Roll the covered call away and up
This fix would mean that I would buy the existing September 40 strike call back and sell a new 45 strike in May 2014 expiration call. I will move my strike higher and further in time. The problem with this trade is, that although I buy more time and room for the stock to go, it will be a debit trade. I will pay for this trade almost everything the original trade has made. And yet I will extend my uncertainty. So what’s the point? I do not see too many benefits yet.
Thus this trade is also unlikely for me to take to fix this trade.
Let the covered call be exercised
Surprisingly this is an option I currently favor to take. If you just read above that I do not like my stock to be called away, you may be asking why I am OK to let this trade be exercised?
Here is my point of view.
When exercising a covered call option like this one I have, you can chose which shares you deliver to the buyer on the other side of the contract. If you take a look at My Trades & Income chart you can see that I bought some of my Realty Income shares for $50.24 a share! today it looks crazy, but back then it looked like a great opportunity.
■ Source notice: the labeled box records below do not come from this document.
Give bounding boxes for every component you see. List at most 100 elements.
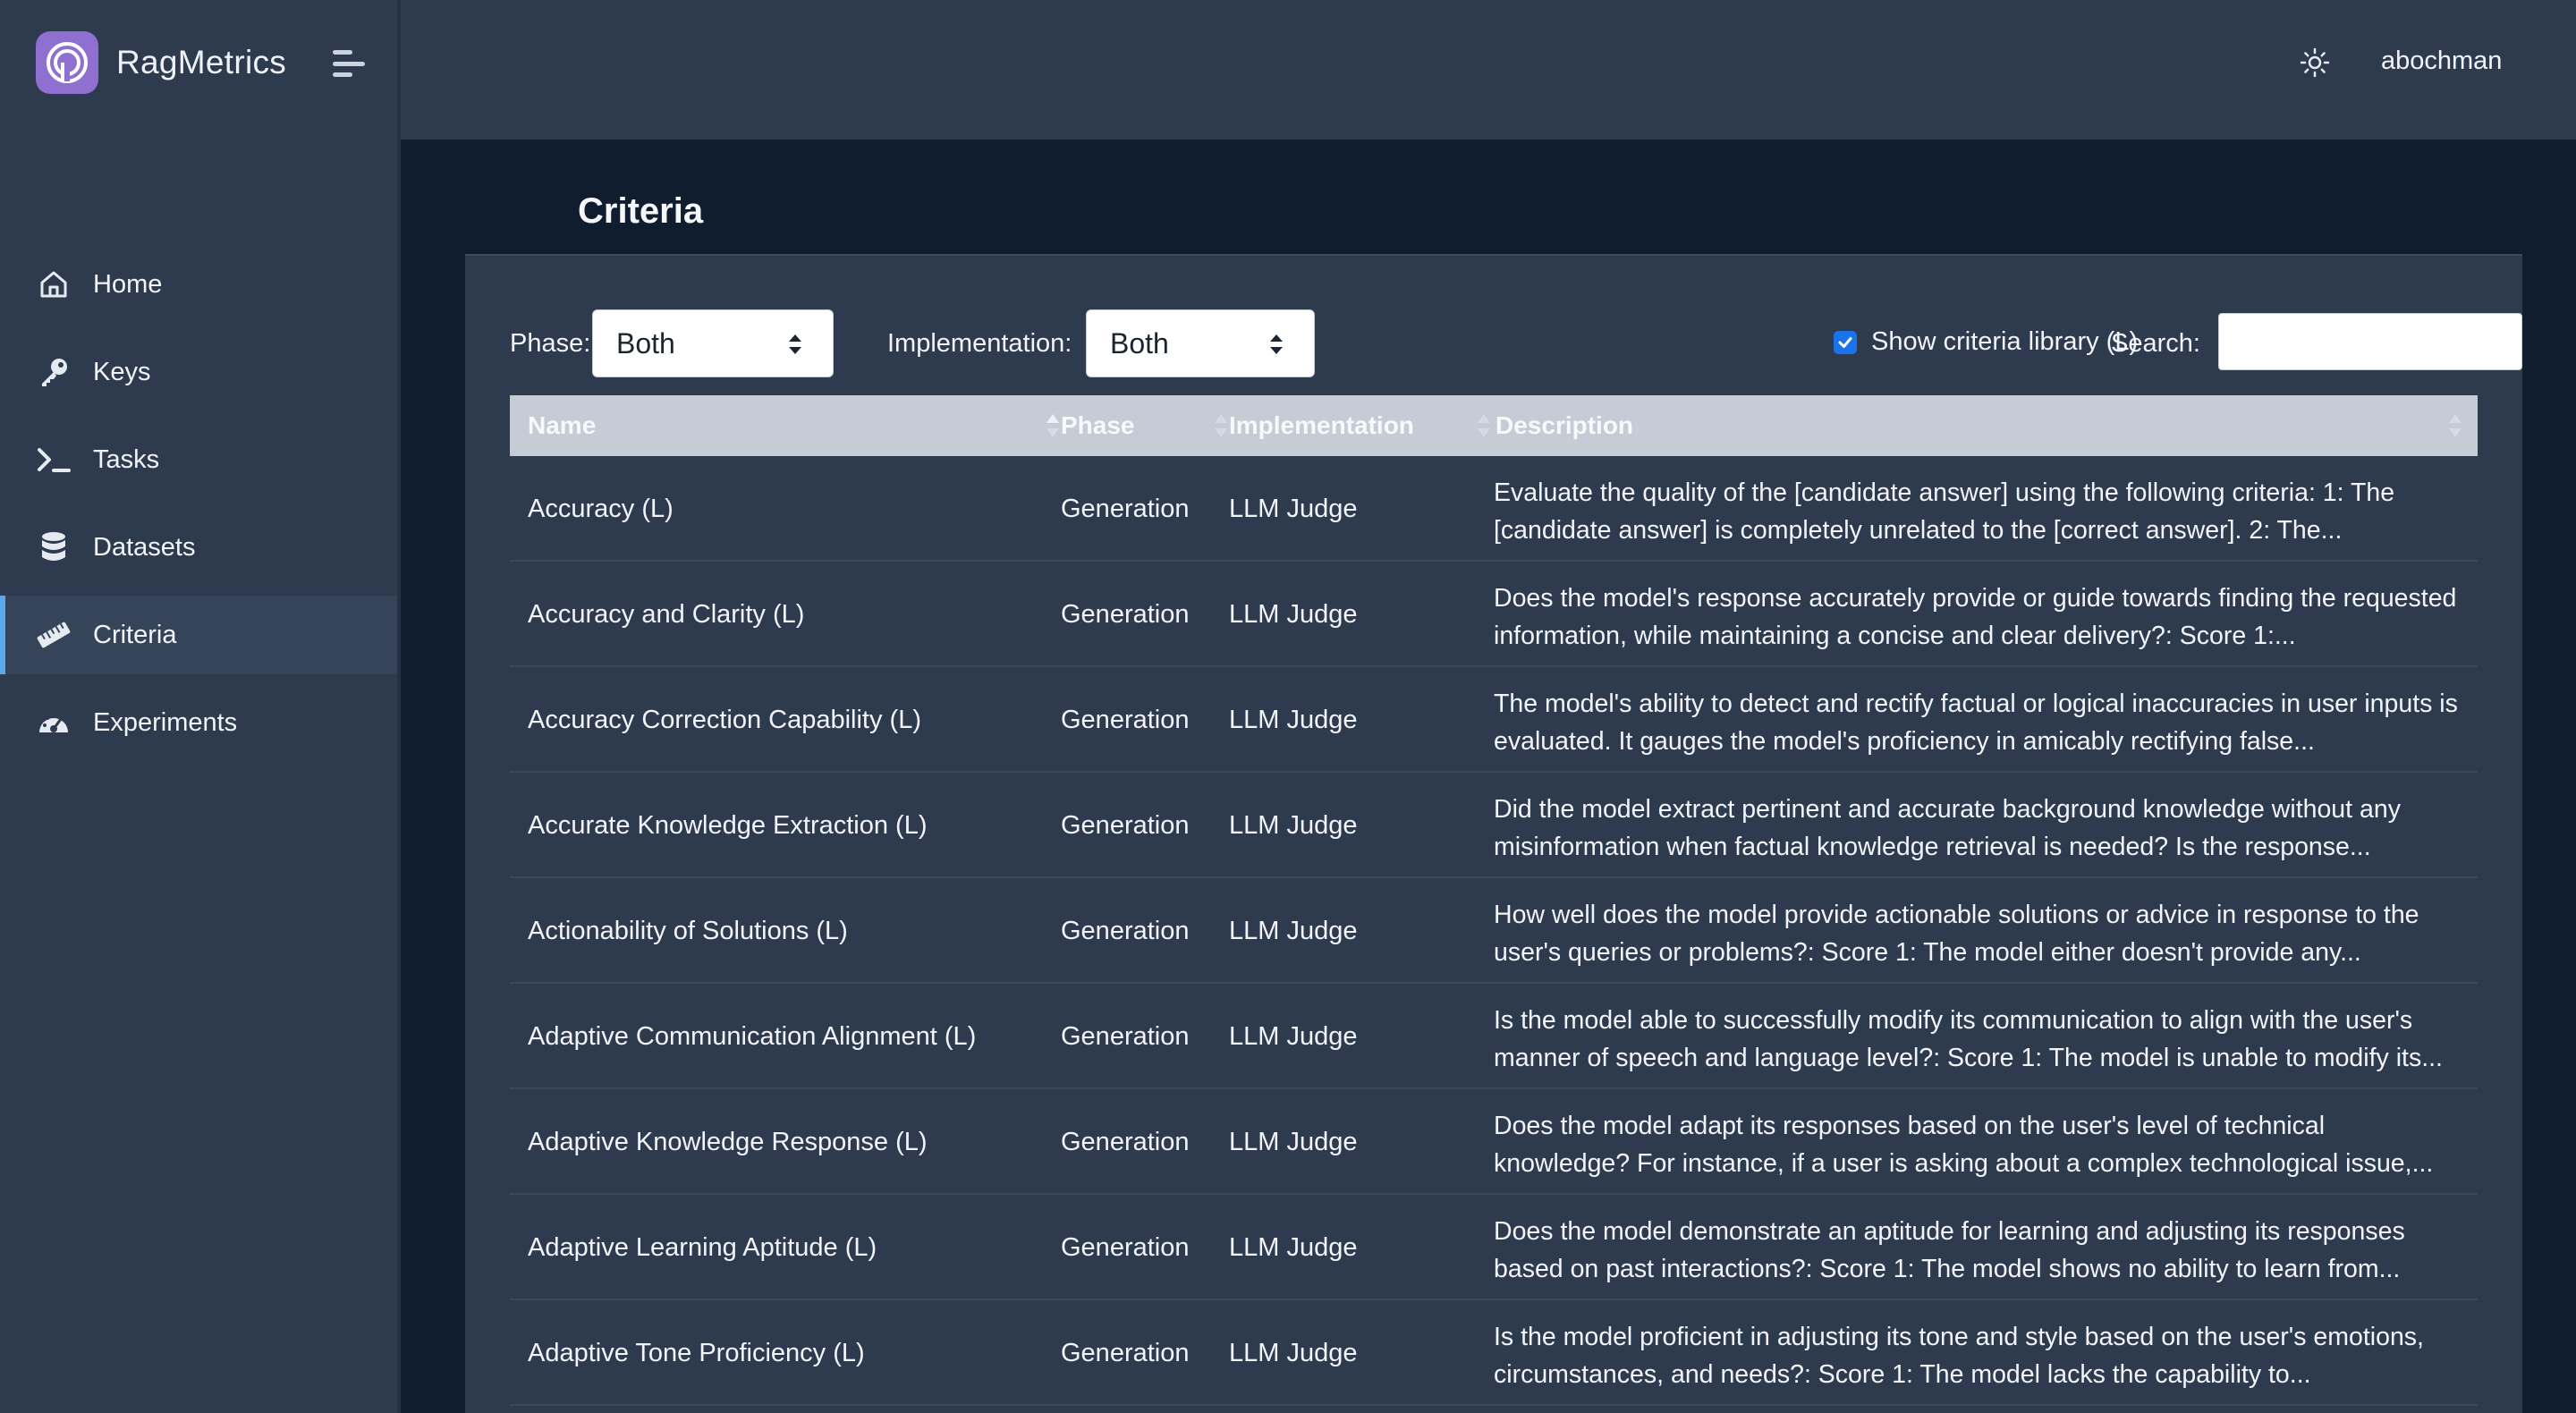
table-row[interactable]: Adaptive Tone Proficiency (L) Generation… (510, 1300, 2478, 1406)
table-row[interactable]: Actionability of Solutions (L) Generatio… (510, 878, 2478, 984)
sidebar: RagMetrics Home Keys Tasks Datasets Crit… (0, 0, 401, 1413)
brand[interactable]: RagMetrics (36, 30, 286, 95)
table-row[interactable]: Accurate Knowledge Extraction (L) Genera… (510, 773, 2478, 878)
phase-select-value: Both (616, 326, 675, 360)
cell-name: Adaptive Knowledge Response (L) (528, 1127, 928, 1156)
sidebar-item-label: Datasets (93, 532, 196, 562)
cell-description: Evaluate the quality of the [candidate a… (1494, 478, 2395, 545)
show-library-checkbox[interactable]: Show criteria library (L) (1834, 327, 2138, 357)
table-header: Name Phase Implementation Description (510, 395, 2478, 456)
search-label: Search: (2111, 329, 2200, 358)
show-library-label: Show criteria library (L) (1871, 327, 2139, 356)
cell-phase: Generation (1061, 1232, 1190, 1262)
cell-implementation: LLM Judge (1229, 916, 1358, 945)
cell-name: Accuracy Correction Capability (L) (528, 705, 921, 734)
sidebar-item-tasks[interactable]: Tasks (0, 420, 397, 499)
cell-description: Is the model proficient in adjusting its… (1494, 1323, 2424, 1389)
filters-bar: Phase: Both Implementation: Both Show cr… (510, 308, 2522, 379)
sidebar-item-label: Home (93, 269, 163, 299)
cell-implementation: LLM Judge (1229, 810, 1358, 840)
cell-name: Accurate Knowledge Extraction (L) (528, 810, 928, 840)
sidebar-item-experiments[interactable]: Experiments (0, 683, 397, 762)
cell-name: Adaptive Tone Proficiency (L) (528, 1338, 865, 1367)
sort-icon (1478, 414, 1490, 437)
checkbox-checked-icon[interactable] (1834, 330, 1857, 354)
sort-icon (2449, 414, 2462, 437)
phase-label: Phase: (510, 329, 591, 358)
cell-phase: Generation (1061, 1338, 1190, 1367)
cell-phase: Generation (1061, 916, 1190, 945)
column-header-phase[interactable]: Phase (1061, 395, 1231, 456)
sidebar-item-home[interactable]: Home (0, 245, 397, 324)
table-row[interactable]: Adaptive Knowledge Response (L) Generati… (510, 1089, 2478, 1195)
cell-implementation: LLM Judge (1229, 599, 1358, 629)
terminal-icon (36, 442, 72, 478)
sidebar-item-label: Keys (93, 357, 151, 386)
cell-description: Does the model's response accurately pro… (1494, 584, 2457, 650)
cell-name: Actionability of Solutions (L) (528, 916, 848, 945)
sidebar-item-label: Criteria (93, 620, 177, 649)
home-icon (36, 267, 72, 302)
cell-implementation: LLM Judge (1229, 1021, 1358, 1051)
implementation-select[interactable]: Both (1086, 309, 1315, 377)
cell-description: Is the model able to successfully modify… (1494, 1006, 2443, 1072)
top-bar: abochman (401, 0, 2576, 140)
table-row[interactable]: Adaptive Communication Alignment (L) Gen… (510, 984, 2478, 1089)
sort-ascending-icon (1046, 414, 1059, 437)
table-row[interactable]: Accuracy (L) Generation LLM Judge Evalua… (510, 456, 2478, 562)
theme-toggle-sun-icon[interactable] (2299, 47, 2331, 79)
sidebar-nav: Home Keys Tasks Datasets Criteria Experi… (0, 245, 397, 771)
key-icon (36, 354, 72, 390)
implementation-label: Implementation: (887, 329, 1072, 358)
cell-description: Did the model extract pertinent and accu… (1494, 795, 2401, 861)
cell-name: Accuracy and Clarity (L) (528, 599, 805, 629)
app-window: RagMetrics Home Keys Tasks Datasets Crit… (0, 0, 2576, 1413)
column-header-implementation[interactable]: Implementation (1229, 395, 1496, 456)
sidebar-item-criteria[interactable]: Criteria (0, 596, 397, 674)
implementation-select-value: Both (1110, 326, 1169, 360)
cell-description: Does the model adapt its responses based… (1494, 1112, 2434, 1178)
cell-implementation: LLM Judge (1229, 1338, 1358, 1367)
cell-implementation: LLM Judge (1229, 1232, 1358, 1262)
phase-select[interactable]: Both (592, 309, 834, 377)
cell-phase: Generation (1061, 1021, 1190, 1051)
search-input[interactable] (2218, 313, 2522, 370)
ruler-icon (36, 617, 72, 653)
cell-phase: Generation (1061, 705, 1190, 734)
cell-description: Does the model demonstrate an aptitude f… (1494, 1217, 2405, 1283)
table-row[interactable]: Accuracy and Clarity (L) Generation LLM … (510, 562, 2478, 667)
cell-description: The model's ability to detect and rectif… (1494, 690, 2458, 756)
brand-name: RagMetrics (116, 44, 287, 80)
sidebar-toggle-icon[interactable] (333, 50, 365, 77)
cell-name: Accuracy (L) (528, 494, 674, 523)
criteria-table: Name Phase Implementation Description Ac… (510, 395, 2478, 1406)
column-header-description[interactable]: Description (1496, 395, 2478, 456)
sidebar-item-keys[interactable]: Keys (0, 333, 397, 411)
select-arrows-icon (1270, 334, 1283, 354)
sidebar-item-label: Tasks (93, 444, 160, 474)
sidebar-item-label: Experiments (93, 707, 238, 737)
ragmetrics-logo-icon (36, 31, 98, 94)
cell-name: Adaptive Learning Aptitude (L) (528, 1232, 877, 1262)
cell-name: Adaptive Communication Alignment (L) (528, 1021, 977, 1051)
gauge-icon (36, 705, 72, 740)
page-title: Criteria (578, 191, 704, 231)
user-menu[interactable]: abochman (2381, 47, 2502, 76)
cell-implementation: LLM Judge (1229, 705, 1358, 734)
table-row[interactable]: Accuracy Correction Capability (L) Gener… (510, 667, 2478, 773)
cell-phase: Generation (1061, 810, 1190, 840)
database-icon (36, 529, 72, 565)
cell-phase: Generation (1061, 1127, 1190, 1156)
cell-implementation: LLM Judge (1229, 1127, 1358, 1156)
column-header-name[interactable]: Name (528, 395, 1059, 456)
table-row[interactable]: Adaptive Learning Aptitude (L) Generatio… (510, 1195, 2478, 1300)
criteria-card: Phase: Both Implementation: Both Show cr… (465, 254, 2522, 1413)
table-body: Accuracy (L) Generation LLM Judge Evalua… (510, 456, 2478, 1406)
sort-icon (1215, 414, 1227, 437)
cell-phase: Generation (1061, 599, 1190, 629)
cell-implementation: LLM Judge (1229, 494, 1358, 523)
cell-phase: Generation (1061, 494, 1190, 523)
cell-description: How well does the model provide actionab… (1494, 901, 2419, 967)
sidebar-item-datasets[interactable]: Datasets (0, 508, 397, 587)
select-arrows-icon (789, 334, 801, 354)
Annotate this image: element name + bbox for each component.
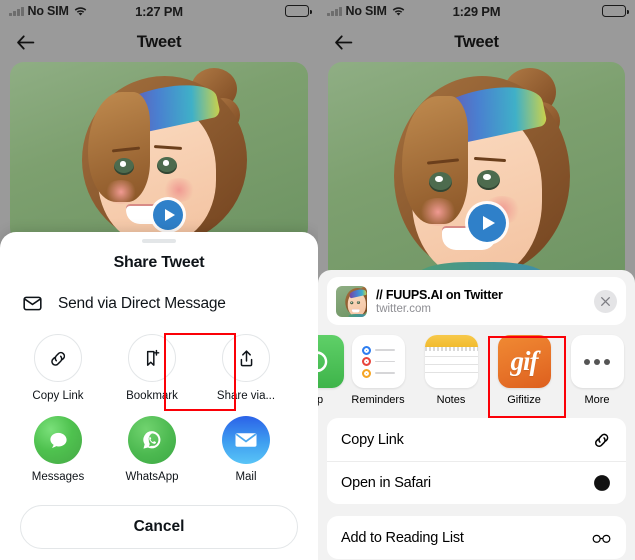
reminders-label: Reminders xyxy=(351,394,405,406)
status-bar-left: No SIM 1:27 PM xyxy=(0,0,318,22)
reminders-share-target[interactable]: Reminders xyxy=(347,335,409,406)
share-via-label: Share via... xyxy=(216,390,276,402)
whatsapp-app-icon xyxy=(128,416,176,464)
activity-list-secondary: Add to Reading List xyxy=(327,516,626,559)
whatsapp-label: pp xyxy=(318,394,324,406)
status-right-group xyxy=(285,5,312,17)
send-via-direct-message-row[interactable]: Send via Direct Message xyxy=(0,272,318,314)
tweet-thumbnail xyxy=(336,285,367,317)
mail-label: Mail xyxy=(235,471,257,483)
share-tweet-sheet: Share Tweet Send via Direct Message Copy… xyxy=(0,232,318,560)
media-container-left xyxy=(0,62,318,242)
status-clock: 1:29 PM xyxy=(452,3,501,19)
gifitize-glyph: gif xyxy=(510,346,539,376)
more-label: More xyxy=(584,394,610,406)
activity-list-primary: Copy Link Open in Safari xyxy=(327,418,626,504)
notes-label: Notes xyxy=(436,394,466,406)
link-icon xyxy=(591,429,612,450)
notes-app-icon xyxy=(424,335,478,388)
media-container-right xyxy=(318,62,635,290)
reminders-app-icon xyxy=(351,335,405,388)
copy-link-row[interactable]: Copy Link xyxy=(327,418,626,461)
bookmark-button[interactable]: Bookmark xyxy=(116,334,188,402)
nav-bar-left: Tweet xyxy=(0,22,318,62)
ios-app-row: pp Reminders xyxy=(318,325,635,406)
share-action-row: Copy Link Bookmark Share via... xyxy=(0,314,318,402)
open-in-safari-label: Open in Safari xyxy=(341,475,431,491)
glasses-icon xyxy=(591,527,612,548)
more-icon xyxy=(570,335,624,388)
link-text-block: // FUUPS.AI on Twitter twitter.com xyxy=(376,288,585,315)
sheet-title: Share Tweet xyxy=(113,254,205,271)
copy-link-label: Copy Link xyxy=(32,390,84,402)
messages-app-icon xyxy=(34,416,82,464)
share-app-row: Messages WhatsApp Mail xyxy=(0,402,318,483)
add-to-reading-list-label: Add to Reading List xyxy=(341,529,464,546)
screenshot-pair: No SIM 1:27 PM Tweet Share Tweet Send vi… xyxy=(0,0,635,560)
safari-icon xyxy=(591,473,612,494)
ios-share-sheet: // FUUPS.AI on Twitter twitter.com pp xyxy=(318,270,635,560)
play-button-icon[interactable] xyxy=(468,204,506,242)
whatsapp-app-icon xyxy=(318,335,344,388)
cancel-button[interactable]: Cancel xyxy=(20,505,298,549)
bookmark-plus-icon xyxy=(128,334,176,382)
girl-illustration xyxy=(328,62,625,290)
open-in-safari-row[interactable]: Open in Safari xyxy=(327,461,626,504)
grabber-handle[interactable] xyxy=(142,239,176,243)
tweet-video-thumbnail[interactable] xyxy=(10,62,308,242)
mail-app-icon xyxy=(222,416,270,464)
left-phone-screen: No SIM 1:27 PM Tweet Share Tweet Send vi… xyxy=(0,0,318,560)
status-clock: 1:27 PM xyxy=(135,3,183,19)
page-title: Tweet xyxy=(136,32,182,51)
whatsapp-share-target[interactable]: WhatsApp xyxy=(116,416,188,483)
right-phone-screen: No SIM 1:29 PM Tweet // FUUPS.AI on Twit… xyxy=(318,0,635,560)
envelope-icon xyxy=(22,293,43,314)
mail-share-target[interactable]: Mail xyxy=(210,416,282,483)
copy-link-label: Copy Link xyxy=(341,431,404,448)
whatsapp-label: WhatsApp xyxy=(125,471,179,483)
share-via-button[interactable]: Share via... xyxy=(210,334,282,402)
gifitize-app-icon: gif xyxy=(497,335,551,388)
messages-label: Messages xyxy=(31,471,85,483)
battery-icon xyxy=(602,5,629,17)
gifitize-label: Gifitize xyxy=(507,394,541,406)
whatsapp-share-target[interactable]: pp xyxy=(318,335,344,406)
close-icon[interactable] xyxy=(594,289,617,313)
status-right-group xyxy=(602,5,629,17)
play-button-icon[interactable] xyxy=(153,200,183,230)
more-share-target[interactable]: More xyxy=(566,335,628,406)
shared-link-card[interactable]: // FUUPS.AI on Twitter twitter.com xyxy=(327,277,626,325)
nav-bar-right: Tweet xyxy=(318,22,635,62)
tweet-video-thumbnail[interactable] xyxy=(328,62,625,290)
status-bar-right: No SIM 1:29 PM xyxy=(318,0,635,22)
copy-link-button[interactable]: Copy Link xyxy=(22,334,94,402)
notes-share-target[interactable]: Notes xyxy=(420,335,482,406)
add-to-reading-list-row[interactable]: Add to Reading List xyxy=(327,516,626,559)
send-via-direct-message-label: Send via Direct Message xyxy=(58,294,226,312)
messages-share-target[interactable]: Messages xyxy=(22,416,94,483)
gifitize-share-target[interactable]: gif Gifitize xyxy=(493,335,555,406)
bookmark-label: Bookmark xyxy=(126,390,178,402)
link-icon xyxy=(34,334,82,382)
share-up-arrow-icon xyxy=(222,334,270,382)
battery-icon xyxy=(285,5,312,17)
link-domain: twitter.com xyxy=(376,302,431,315)
link-title: // FUUPS.AI on Twitter xyxy=(376,287,503,302)
page-title: Tweet xyxy=(454,32,499,51)
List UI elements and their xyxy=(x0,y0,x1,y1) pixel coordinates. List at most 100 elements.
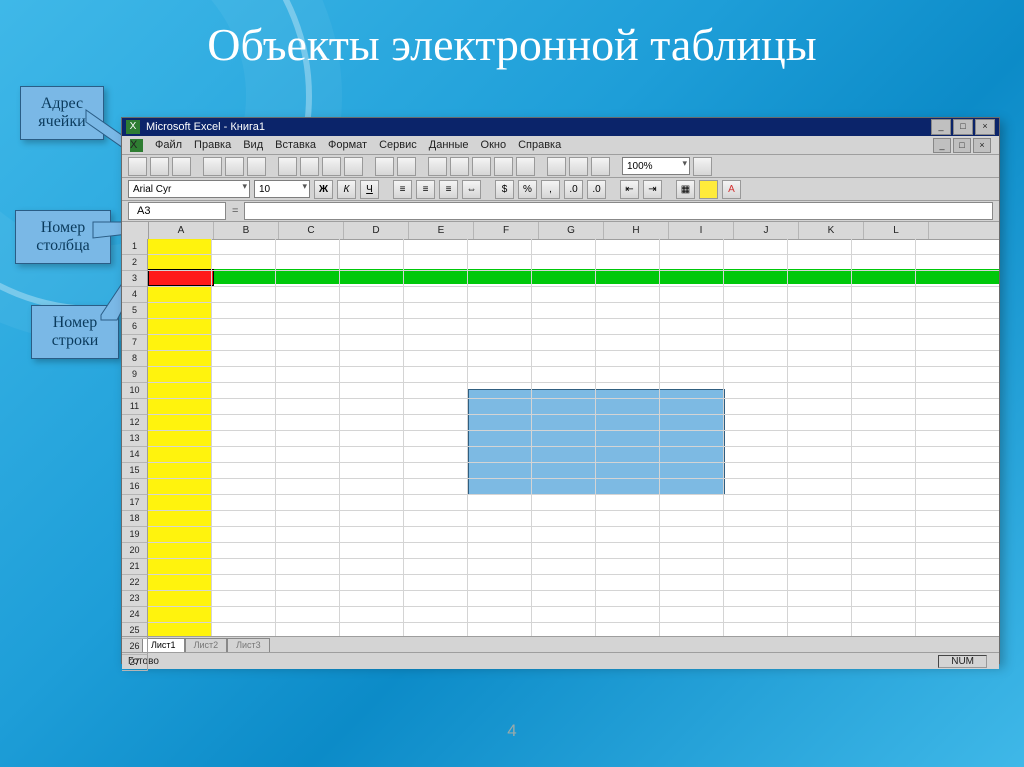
cell[interactable] xyxy=(532,447,596,462)
row-header[interactable]: 9 xyxy=(122,367,148,383)
dec-decimal-icon[interactable]: .0 xyxy=(587,180,606,199)
cell[interactable] xyxy=(596,335,660,350)
cell[interactable] xyxy=(276,383,340,398)
cell[interactable] xyxy=(660,239,724,254)
cell[interactable] xyxy=(340,431,404,446)
cell[interactable] xyxy=(340,287,404,302)
close-button[interactable]: × xyxy=(975,119,995,135)
cell[interactable] xyxy=(468,271,532,286)
cell[interactable] xyxy=(660,559,724,574)
cell[interactable] xyxy=(532,559,596,574)
cell[interactable] xyxy=(660,495,724,510)
cell[interactable] xyxy=(532,319,596,334)
cell[interactable] xyxy=(212,303,276,318)
menu-view[interactable]: Вид xyxy=(243,139,263,151)
cell[interactable] xyxy=(148,399,212,414)
cell[interactable] xyxy=(148,575,212,590)
cell[interactable] xyxy=(788,623,852,636)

I can take those shares and sell them to the buyer for 40 dollars a share. Sure I will take a loss, but this gives me an opportunity to buy my shares back on the following Monday for a lot cheaper price!
Here is my expectation:
I will sell 100 shares which I bought for $45 – $50 a share and sell them for 40 a share tomorrow.
I will immediately buy 100 shares of Realty Income on Monday for $40.50 – $41 a share and replace my original shares.
Although this is mostly administrative procedure, it will significantly improve my cost basis of my overall holdings. I will take a loss which I apply against taxes (which is already accounted for in my account value anyway), lose very little on transaction fees, and end up with the same amount of shares for lower cost.
I wouldn’t be able to do this step if the covered call was too ITM, but being ATM will not cost me almost anything and improve my overall holdings.